Mereka yang bilang kalau buat membuat ulang game mudah, mungkin mereka harus berpikir ulang. Produser dan Pengembang Permainan di Capcom, Peter Fabiano pernah berkata jika membuat ulang adalah tugas berat yang bahkan jauh melebihi membuat ulang di industri film.

Menurutnya, melakukan membuat ulang artinya itu harus menciptakan sesuatu yang lebih kuat dari versi aslinya. Oleh karena itu, lakukan membuat ulang sedang melakukan proses dari awal di mana pengembang akan membuat aset baru secara berurutan permainan lama sekali itu menjadi permainan menyajikan.

“Tidak seperti film, kami tidak hanya mengadaptasi ulang cerita dan menyempurnakan gambar. Kami juga membuat aset dari awal dan bekerja dengan tantangan dan risiko, ”ujarnya.

Belum lagi karena mereka menciptakan semuanya dari nol, developer harus bersiap anggaran angka fantastis tidak main-main. Anggarannya bahkan sama dengan membuat film Hollywood. Untuk pengembang dengan anggaran minimal, make up membuat ulang akan menimbulkan risiko bagi studio mereka.

Pembuatan Ulang Final Fantasy VII menghabiskan anggaran sekitar US $ 140 juta. Hal itu diungkapkan Atul Goyal, Managing Director di Jefferies & Company Investment Bank. Angka ini dapat dimengerti karena artikel, Pembuatan Ulang Final Fantasy VII benar-benar mengubah segalanya dari karakter yang mengambil dimensi baru, mesin game, suara, atas soundtrack semua dibuat ulang,

Ingin lebih banyak contoh? Resident Evil 2 Remake juga menghabiskan anggaran besar yaitu sekitar US $ 100 juta untuk membuat segalanya dari awal. Sementara Resident Evil 3 Remake, anggaranmungkin sedikit lebih murah karena Capcom sudah memiliki aset dari pabrikan Resident Evil 2 Remake sebagai mesin dll.

Dengan anggaran sebesar itu, tuntutan untuk sukses jelas merupakan suatu kewajiban. Sebab jika tidak, mereka bisa mengalami kerugian yang sangat besar yang mengguncang kesehatan finansial developer itu sendiri.

Kesimpulan

Nostalgia saat ini sedang menjadi tren dan banyak developer yang terinspirasi oleh langkah ini. Tetapi jika terus menjual nostalgia, itu akan menjadi bagian dari industri permainan mengalami stagnasi.

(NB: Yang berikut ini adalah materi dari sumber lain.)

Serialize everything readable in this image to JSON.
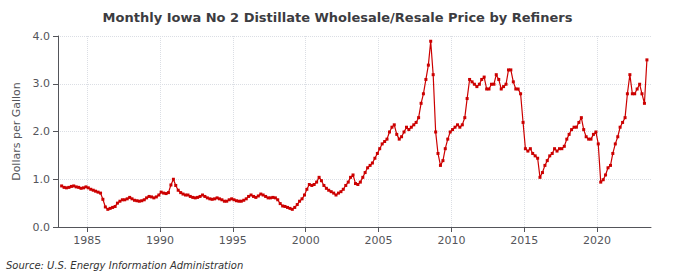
{
  "chart_data": {
    "type": "line",
    "title": "Monthly Iowa No 2 Distillate Wholesale/Resale Price by Refiners",
    "ylabel": "Dollars per Gallon",
    "annotation": "Source: U.S. Energy Information Administration",
    "color": "#cc0000",
    "marker": "square",
    "grid": true,
    "xlim": [
      1983.0,
      2023.7
    ],
    "ylim": [
      0.0,
      4.0
    ],
    "xticks": [
      1985,
      1990,
      1995,
      2000,
      2005,
      2010,
      2015,
      2020
    ],
    "yticks": [
      {
        "value": 0.0,
        "label": "0.0"
      },
      {
        "value": 1.0,
        "label": "1.0"
      },
      {
        "value": 2.0,
        "label": "2.0"
      },
      {
        "value": 3.0,
        "label": "3.0"
      },
      {
        "value": 4.0,
        "label": "4.0"
      }
    ],
    "x": [
      1983.25,
      1983.42,
      1983.58,
      1983.75,
      1983.92,
      1984.08,
      1984.25,
      1984.42,
      1984.58,
      1984.75,
      1984.92,
      1985.08,
      1985.25,
      1985.42,
      1985.58,
      1985.75,
      1985.92,
      1986.08,
      1986.25,
      1986.42,
      1986.58,
      1986.75,
      1986.92,
      1987.08,
      1987.25,
      1987.42,
      1987.58,
      1987.75,
      1987.92,
      1988.08,
      1988.25,
      1988.42,
      1988.58,
      1988.75,
      1988.92,
      1989.08,
      1989.25,
      1989.42,
      1989.58,
      1989.75,
      1989.92,
      1990.08,
      1990.25,
      1990.42,
      1990.58,
      1990.75,
      1990.92,
      1991.08,
      1991.25,
      1991.42,
      1991.58,
      1991.75,
      1991.92,
      1992.08,
      1992.25,
      1992.42,
      1992.58,
      1992.75,
      1992.92,
      1993.08,
      1993.25,
      1993.42,
      1993.58,
      1993.75,
      1993.92,
      1994.08,
      1994.25,
      1994.42,
      1994.58,
      1994.75,
      1994.92,
      1995.08,
      1995.25,
      1995.42,
      1995.58,
      1995.75,
      1995.92,
      1996.08,
      1996.25,
      1996.42,
      1996.58,
      1996.75,
      1996.92,
      1997.08,
      1997.25,
      1997.42,
      1997.58,
      1997.75,
      1997.92,
      1998.08,
      1998.25,
      1998.42,
      1998.58,
      1998.75,
      1998.92,
      1999.08,
      1999.25,
      1999.42,
      1999.58,
      1999.75,
      1999.92,
      2000.08,
      2000.25,
      2000.42,
      2000.58,
      2000.75,
      2000.92,
      2001.08,
      2001.25,
      2001.42,
      2001.58,
      2001.75,
      2001.92,
      2002.08,
      2002.25,
      2002.42,
      2002.58,
      2002.75,
      2002.92,
      2003.08,
      2003.25,
      2003.42,
      2003.58,
      2003.75,
      2003.92,
      2004.08,
      2004.25,
      2004.42,
      2004.58,
      2004.75,
      2004.92,
      2005.08,
      2005.25,
      2005.42,
      2005.58,
      2005.75,
      2005.92,
      2006.08,
      2006.25,
      2006.42,
      2006.58,
      2006.75,
      2006.92,
      2007.08,
      2007.25,
      2007.42,
      2007.58,
      2007.75,
      2007.92,
      2008.08,
      2008.25,
      2008.42,
      2008.58,
      2008.75,
      2008.92,
      2009.08,
      2009.25,
      2009.42,
      2009.58,
      2009.75,
      2009.92,
      2010.08,
      2010.25,
      2010.42,
      2010.58,
      2010.75,
      2010.92,
      2011.08,
      2011.25,
      2011.42,
      2011.58,
      2011.75,
      2011.92,
      2012.08,
      2012.25,
      2012.42,
      2012.58,
      2012.75,
      2012.92,
      2013.08,
      2013.25,
      2013.42,
      2013.58,
      2013.75,
      2013.92,
      2014.08,
      2014.25,
      2014.42,
      2014.58,
      2014.75,
      2014.92,
      2015.08,
      2015.25,
      2015.42,
      2015.58,
      2015.75,
      2015.92,
      2016.08,
      2016.25,
      2016.42,
      2016.58,
      2016.75,
      2016.92,
      2017.08,
      2017.25,
      2017.42,
      2017.58,
      2017.75,
      2017.92,
      2018.08,
      2018.25,
      2018.42,
      2018.58,
      2018.75,
      2018.92,
      2019.08,
      2019.25,
      2019.42,
      2019.58,
      2019.75,
      2019.92,
      2020.08,
      2020.25,
      2020.42,
      2020.58,
      2020.75,
      2020.92,
      2021.08,
      2021.25,
      2021.42,
      2021.58,
      2021.75,
      2021.92,
      2022.08,
      2022.25,
      2022.42,
      2022.58,
      2022.75,
      2022.92,
      2023.08,
      2023.25,
      2023.42
    ],
    "values": [
      0.86,
      0.83,
      0.82,
      0.83,
      0.85,
      0.86,
      0.84,
      0.83,
      0.81,
      0.82,
      0.84,
      0.82,
      0.79,
      0.77,
      0.75,
      0.73,
      0.71,
      0.58,
      0.42,
      0.37,
      0.39,
      0.41,
      0.43,
      0.5,
      0.54,
      0.57,
      0.57,
      0.59,
      0.62,
      0.59,
      0.56,
      0.55,
      0.54,
      0.55,
      0.57,
      0.61,
      0.64,
      0.63,
      0.61,
      0.63,
      0.67,
      0.73,
      0.71,
      0.7,
      0.72,
      0.88,
      1.0,
      0.87,
      0.77,
      0.72,
      0.69,
      0.67,
      0.67,
      0.64,
      0.62,
      0.61,
      0.62,
      0.64,
      0.67,
      0.64,
      0.61,
      0.59,
      0.58,
      0.59,
      0.61,
      0.59,
      0.57,
      0.54,
      0.54,
      0.57,
      0.59,
      0.57,
      0.55,
      0.54,
      0.54,
      0.56,
      0.59,
      0.64,
      0.67,
      0.64,
      0.62,
      0.65,
      0.69,
      0.67,
      0.64,
      0.61,
      0.61,
      0.62,
      0.61,
      0.57,
      0.49,
      0.44,
      0.43,
      0.41,
      0.39,
      0.37,
      0.41,
      0.47,
      0.54,
      0.59,
      0.67,
      0.79,
      0.89,
      0.87,
      0.89,
      0.94,
      1.04,
      0.97,
      0.87,
      0.81,
      0.77,
      0.74,
      0.71,
      0.67,
      0.71,
      0.74,
      0.79,
      0.87,
      0.94,
      1.04,
      1.09,
      0.91,
      0.89,
      0.94,
      1.04,
      1.14,
      1.24,
      1.29,
      1.34,
      1.44,
      1.54,
      1.64,
      1.74,
      1.79,
      1.84,
      1.99,
      2.09,
      2.14,
      1.94,
      1.84,
      1.89,
      1.99,
      2.09,
      2.04,
      2.09,
      2.14,
      2.19,
      2.29,
      2.59,
      2.79,
      3.09,
      3.39,
      3.89,
      3.19,
      1.99,
      1.54,
      1.29,
      1.39,
      1.64,
      1.84,
      1.99,
      2.04,
      2.09,
      2.14,
      2.09,
      2.14,
      2.29,
      2.69,
      3.09,
      3.04,
      2.99,
      2.94,
      2.99,
      3.09,
      3.14,
      2.89,
      2.89,
      2.99,
      2.99,
      3.19,
      3.09,
      2.89,
      2.94,
      2.99,
      3.29,
      3.29,
      3.04,
      2.89,
      2.89,
      2.79,
      2.19,
      1.64,
      1.59,
      1.64,
      1.54,
      1.49,
      1.44,
      1.04,
      1.14,
      1.29,
      1.39,
      1.49,
      1.54,
      1.64,
      1.59,
      1.64,
      1.64,
      1.69,
      1.84,
      1.94,
      2.04,
      2.09,
      2.09,
      2.19,
      2.29,
      2.04,
      1.89,
      1.84,
      1.84,
      1.94,
      1.99,
      1.74,
      0.94,
      0.99,
      1.09,
      1.24,
      1.29,
      1.54,
      1.74,
      1.89,
      2.09,
      2.19,
      2.29,
      2.79,
      3.19,
      2.79,
      2.79,
      2.89,
      2.99,
      2.79,
      2.59,
      3.5
    ]
  }
}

Selain itu, proyeknya membuat ulang juga penuh resiko karena masih ada harapan pemain permainan untuk mendapatkan sesuatu yang lebih besar dari sebelumnya.

Yang jelas, seperti judul saya di atas, terlepas dari pro dan kontranya, membuat ulang memang berhasil menjadi senjata pemasaran baru yang luar biasa.

Recent posts

5 Tempat di Game dengan Landscape Menakutkan

Di era tersebut bermain game modern seperti saat ini Pengembang memiliki banyak cara untuk membuat game menjadi lebih menarik. Misalnya, bagi mereka yang menyukai...

DLC Baru Nioh 2 “Darkness in the Capital” Siap Meluncur Oktober Depan

Seperti jiwa dengan setting Jepang era Feodal yang bercampur dengan mitos dan cerita rakyat lokal, Nioh dikatakan memberikan rasa yang berbeda dari game "sulit"...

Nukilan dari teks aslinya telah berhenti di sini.